Shot this out at Evergreen Drift in Monroe, Washington today. This car is beyond photogenic in my eyes. Love it. 




Rob Primo by M.Larsonphotography, on Flickr

Blah, my watermark looks too big. It never does until I post the image from flickr somewhere. Will re-edit tomorrow and downsize it.


----------



## dakkon76 (Aug 13, 2012)

Great care to pick, and I'm not sure panned shots get any sharper than that do they? Excellent capture.


----------



## Wozza (Aug 14, 2012)

Awesome car and pan, maybe a little too much foreground though? Ace shot.


----------



## Derrel (Aug 14, 2012)

Very nice! I love the rendering of the motion at the speed you used. Looks pretty good! Pretty DAMNED GOOD! And those neon green rims? Totally SICK!!!!!


----------



## Mach0 (Aug 14, 2012)

Nice 240


----------



## PNWSGM (Aug 15, 2012)

Thanks for the comments everybody!



Wozza said:


> Awesome car and pan, maybe a little too much foreground though? Ace shot.



Yeah however this picture is cropped down from the original due to a very distracting red car in the background of the original. 



Derrel said:


> Very nice! I love the rendering of the motion at the speed you used. Looks pretty good! Pretty DAMNED GOOD! And those neon green rims? Totally SICK!!!!!



Thanks! Yes the rims are neon green. 


For those who know cars, the car is powered by a 2jz-gte. Another shot of it from a different event:




R. Primo by M.Larsonphotography, on Flickr


----------



## Mot (Aug 18, 2012)

Nice shots and nice car!

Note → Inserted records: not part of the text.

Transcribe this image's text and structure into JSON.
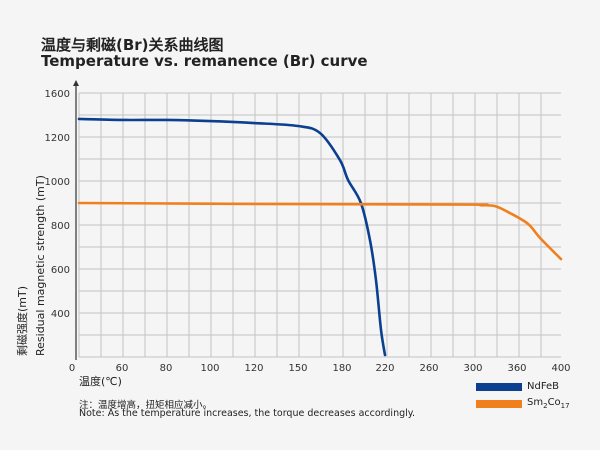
{
  "title_cn": "温度与剩磁(Br)关系曲线图",
  "title_en": "Temperature vs. remanence (Br) curve",
  "chart_data": {
    "type": "line",
    "title": "Temperature vs. remanence (Br) curve",
    "xlabel": "温度(℃)",
    "ylabel_cn": "剩磁强度(mT)",
    "ylabel_en": "Residual magnetic strength (mT)",
    "x_ticks": [
      0,
      60,
      80,
      100,
      120,
      150,
      180,
      220,
      260,
      300,
      360,
      400
    ],
    "y_ticks": [
      0,
      400,
      600,
      800,
      1000,
      1200,
      1600
    ],
    "xlim": [
      0,
      400
    ],
    "ylim": [
      0,
      1600
    ],
    "grid": true,
    "legend_position": "bottom-right",
    "series": [
      {
        "name": "NdFeB",
        "color": "#0b3f8f",
        "x": [
          0,
          60,
          80,
          100,
          120,
          150,
          165,
          178.6,
          185.6,
          197.6,
          206,
          211.6,
          216.3,
          220
        ],
        "y": [
          1364,
          1355,
          1355,
          1345,
          1327,
          1300,
          1236,
          1095,
          1005,
          900,
          732,
          550,
          245,
          18
        ]
      },
      {
        "name": "Sm2Co17",
        "color": "#f07f1e",
        "x": [
          0,
          150,
          300,
          310,
          330,
          350,
          370,
          381,
          400
        ],
        "y": [
          900,
          895,
          893,
          890,
          886,
          855,
          805,
          741,
          645
        ]
      }
    ]
  },
  "legend": [
    {
      "label": "NdFeB",
      "color": "#0b3f8f"
    },
    {
      "label_base": "Sm",
      "sub1": "2",
      "mid": "Co",
      "sub2": "17",
      "color": "#f07f1e"
    }
  ],
  "note_cn": "注：温度增高，扭矩相应减小。",
  "note_en": "Note: As the temperature increases, the torque decreases accordingly."
}
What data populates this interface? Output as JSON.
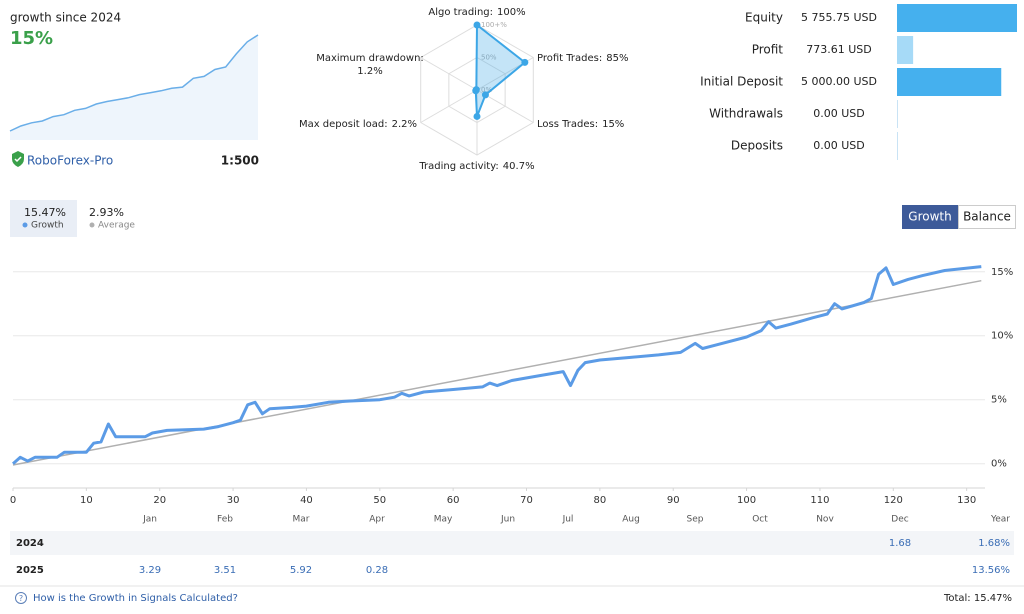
{
  "summary": {
    "label": "growth since 2024",
    "value": "15%",
    "broker": "RoboForex-Pro",
    "leverage": "1:500"
  },
  "mini_chart": {
    "type": "area",
    "color": "#6aaee8",
    "values": [
      0,
      0.8,
      1.3,
      1.6,
      2.3,
      2.6,
      3.3,
      3.6,
      4.3,
      4.7,
      5.0,
      5.3,
      5.8,
      6.1,
      6.4,
      6.8,
      7.0,
      8.4,
      8.7,
      9.8,
      10.2,
      12.3,
      14.2,
      15.3
    ]
  },
  "radar": {
    "type": "radar",
    "color": "#3ca6e6",
    "axes": [
      {
        "name": "Algo trading:",
        "value_label": "100%",
        "value": 100
      },
      {
        "name": "Profit Trades:",
        "value_label": "85%",
        "value": 85
      },
      {
        "name": "Loss Trades:",
        "value_label": "15%",
        "value": 15
      },
      {
        "name": "Trading activity:",
        "value_label": "40.7%",
        "value": 40.7
      },
      {
        "name": "Max deposit load:",
        "value_label": "2.2%",
        "value": 2.2
      },
      {
        "name": "Maximum drawdown:",
        "value_label": "1.2%",
        "value": 1.2
      }
    ],
    "ticks": [
      {
        "value": 0,
        "label": "0%"
      },
      {
        "value": 50,
        "label": "50%"
      },
      {
        "value": 100,
        "label": "100+%"
      }
    ]
  },
  "stats": {
    "xlim": [
      0,
      5755.75
    ],
    "rows": [
      {
        "label": "Equity",
        "value": 5755.75,
        "value_label": "5 755.75 USD",
        "color": "#45b0ee"
      },
      {
        "label": "Profit",
        "value": 773.61,
        "value_label": "773.61 USD",
        "color": "#a6daf7"
      },
      {
        "label": "Initial Deposit",
        "value": 5000,
        "value_label": "5 000.00 USD",
        "color": "#45b0ee"
      },
      {
        "label": "Withdrawals",
        "value": 0,
        "value_label": "0.00 USD",
        "color": "#c9e3f5"
      },
      {
        "label": "Deposits",
        "value": 0,
        "value_label": "0.00 USD",
        "color": "#c9e3f5"
      }
    ]
  },
  "tabs": {
    "growth": "15.47%",
    "average": "2.93%"
  },
  "view_buttons": [
    "Growth",
    "Balance"
  ],
  "chart_data": {
    "type": "line",
    "xlim": [
      0,
      132.5
    ],
    "ylim": [
      -1.9,
      16.7
    ],
    "xticks": [
      0,
      10,
      20,
      30,
      40,
      50,
      60,
      70,
      80,
      90,
      100,
      110,
      120,
      130
    ],
    "yticks": [
      {
        "value": 0,
        "label": "0%"
      },
      {
        "value": 5,
        "label": "5%"
      },
      {
        "value": 10,
        "label": "10%"
      },
      {
        "value": 15,
        "label": "15%"
      }
    ],
    "grid": true,
    "series": [
      {
        "name": "Growth",
        "color": "#5b9be6",
        "x": [
          0,
          1,
          2,
          3,
          6,
          7,
          10,
          11,
          12,
          13,
          14,
          18,
          19,
          21,
          26,
          28,
          30,
          31,
          32,
          33,
          34,
          35,
          38,
          40,
          43,
          46,
          50,
          52,
          53,
          54,
          56,
          60,
          64,
          65,
          66,
          68,
          72,
          75,
          76,
          77,
          78,
          80,
          84,
          88,
          91,
          93,
          94,
          96,
          100,
          102,
          103,
          104,
          106,
          109,
          111,
          112,
          113,
          116,
          117,
          118,
          119,
          120,
          122,
          124,
          127,
          132
        ],
        "values": [
          0,
          0.5,
          0.2,
          0.5,
          0.5,
          0.9,
          0.9,
          1.6,
          1.7,
          3.1,
          2.1,
          2.1,
          2.4,
          2.6,
          2.7,
          2.9,
          3.2,
          3.4,
          4.6,
          4.8,
          3.9,
          4.3,
          4.4,
          4.5,
          4.8,
          4.9,
          5.0,
          5.2,
          5.5,
          5.3,
          5.6,
          5.8,
          6.0,
          6.3,
          6.1,
          6.5,
          6.9,
          7.2,
          6.1,
          7.3,
          7.9,
          8.1,
          8.3,
          8.5,
          8.7,
          9.4,
          9.0,
          9.3,
          9.9,
          10.4,
          11.1,
          10.6,
          10.9,
          11.4,
          11.7,
          12.5,
          12.1,
          12.6,
          12.9,
          14.8,
          15.3,
          14.0,
          14.4,
          14.7,
          15.1,
          15.4
        ]
      },
      {
        "name": "Average",
        "color": "#b0b0b0",
        "x": [
          0,
          132
        ],
        "values": [
          -0.1,
          14.3
        ]
      }
    ]
  },
  "table": {
    "header": [
      "Jan",
      "Feb",
      "Mar",
      "Apr",
      "May",
      "Jun",
      "Jul",
      "Aug",
      "Sep",
      "Oct",
      "Nov",
      "Dec",
      "Year"
    ],
    "rows": [
      {
        "label": "2024",
        "cells": [
          null,
          null,
          null,
          null,
          null,
          null,
          null,
          null,
          null,
          null,
          null,
          "1.68",
          "1.68%"
        ]
      },
      {
        "label": "2025",
        "cells": [
          "3.29",
          "3.51",
          "5.92",
          "0.28",
          null,
          null,
          null,
          null,
          null,
          null,
          null,
          null,
          "13.56%"
        ]
      }
    ]
  },
  "footer": {
    "link": "How is the Growth in Signals Calculated?",
    "total": "Total: 15.47%"
  }
}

Reminds me of the Nissan 200SX (S13) my Dad had before he got his R34. Japanese imports are cool!


----------



## imagemaker46 (Aug 18, 2012)

Very nice image


----------



## onehundredoctane (Sep 5, 2012)

I've always wanted to try panning with a car to catch it and make the background blurry, this makes me want to do it even more!!!

Kouki S14, my favorite! Don't think I could ever get rid of mine


----------



## joe11 (Sep 7, 2012)

Love it !


----------